What Is a Planned Urban Development?

A planned urban development refers to a real estate development which integrates residential and commercial building with open space in a single project. This is an urban version of a planned development, but should not be confused with a planned unit development.

Understanding Planned Urban Development (PUD)?

A planned urban development typically originates as a partnership between a local or municipal government and developers. In recent years, urban planners have increasingly sought to recreate the mixed-use orientation of pre-modern human communities. These traditional settlements included housing, commerce, and localized industry in a single area. A valuable natural resource such as a water source or defensible high ground often provided a nexus for the community. Industrialization and modernization, particularly in the second half of the 20th century, included a shift toward single-purpose zoning in urban areas. Planned urban development has emerged as a response to this trend, orienting urban communities around the principles of convenience and efficiency rather than a natural resource or feature.

A planned urban development allows developers to avoid some of the market risk of a single-use project through diversification. If the local residential or office market collapses, other components of a planned development can protect the developer’s investment. The segments of a project can also boost their respective values. High-end retail and event programming can attract home buyers and renters willing to pay a premium. Theaters and other nightlife can have a similar effect. Ultimately, planned development offers developers the opportunity to provide urban planners and end users of the commercial and residential space with what they want: an efficient and varied use of scarce urban space.

Downsides of Planned Urban Development

As mixed projects have become more common in the 21st century, recurring problems have emerged. Developers and planners have resolved some while others persist. First, these projects tend to involve longer planning and permitting periods than single-use development. Design, implementation, and the marketing of a wide spectrum of space often require the involvement of specialist firms whose expertise comes at a significant cost. While this planning is taking place, the developer is likely on the hook for paying for the land that has yet to be put to use. Developers have streamlined these processes as they have accumulated expertise from past projects.
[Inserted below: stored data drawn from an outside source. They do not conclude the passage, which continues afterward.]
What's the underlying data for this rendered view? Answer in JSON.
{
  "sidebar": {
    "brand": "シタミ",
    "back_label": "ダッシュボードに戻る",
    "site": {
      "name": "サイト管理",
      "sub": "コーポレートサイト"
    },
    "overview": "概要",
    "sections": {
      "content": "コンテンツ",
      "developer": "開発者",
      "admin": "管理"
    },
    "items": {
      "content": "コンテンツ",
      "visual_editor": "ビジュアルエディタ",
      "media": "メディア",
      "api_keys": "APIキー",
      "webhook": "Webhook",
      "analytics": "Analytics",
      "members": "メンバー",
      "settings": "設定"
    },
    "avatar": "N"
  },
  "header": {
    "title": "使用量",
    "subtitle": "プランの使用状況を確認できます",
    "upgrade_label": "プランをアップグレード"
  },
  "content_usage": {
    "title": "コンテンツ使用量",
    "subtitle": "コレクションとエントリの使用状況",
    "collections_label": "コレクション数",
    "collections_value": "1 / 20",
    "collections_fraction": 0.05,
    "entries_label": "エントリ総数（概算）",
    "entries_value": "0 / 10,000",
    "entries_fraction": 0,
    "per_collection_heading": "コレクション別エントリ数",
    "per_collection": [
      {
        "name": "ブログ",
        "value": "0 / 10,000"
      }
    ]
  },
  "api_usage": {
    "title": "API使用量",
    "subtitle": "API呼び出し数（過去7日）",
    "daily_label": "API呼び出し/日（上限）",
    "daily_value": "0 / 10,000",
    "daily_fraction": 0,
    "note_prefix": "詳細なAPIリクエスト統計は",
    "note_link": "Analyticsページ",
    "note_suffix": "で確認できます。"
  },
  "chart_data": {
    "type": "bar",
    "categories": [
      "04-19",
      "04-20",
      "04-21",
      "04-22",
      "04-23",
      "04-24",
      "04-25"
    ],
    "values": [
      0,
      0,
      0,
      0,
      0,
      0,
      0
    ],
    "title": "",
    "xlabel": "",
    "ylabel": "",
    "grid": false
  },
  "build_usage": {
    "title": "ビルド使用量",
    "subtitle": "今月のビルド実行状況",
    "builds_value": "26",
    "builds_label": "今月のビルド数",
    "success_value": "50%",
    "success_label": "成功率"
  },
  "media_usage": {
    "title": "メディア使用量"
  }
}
A second set of problems takes place on a higher level and has proven more difficult to resolve. Planners often undertake these projects to recover urban areas that they consider blighted or beyond repair. Planned developments address this problem with projects that offer little to the previous residents and likely do not tackle the conditions that lead to urban decay. In many cases, these projects can feel walled-off from the surrounding area. Finally, these developments do not fully resolve our dependence on automobiles. Edge cities, for instance, still often require that tenants come and go by car. These are planned developments built in suburban areas in an attempt to offer residents and employees a central hub with a wide range of amenities.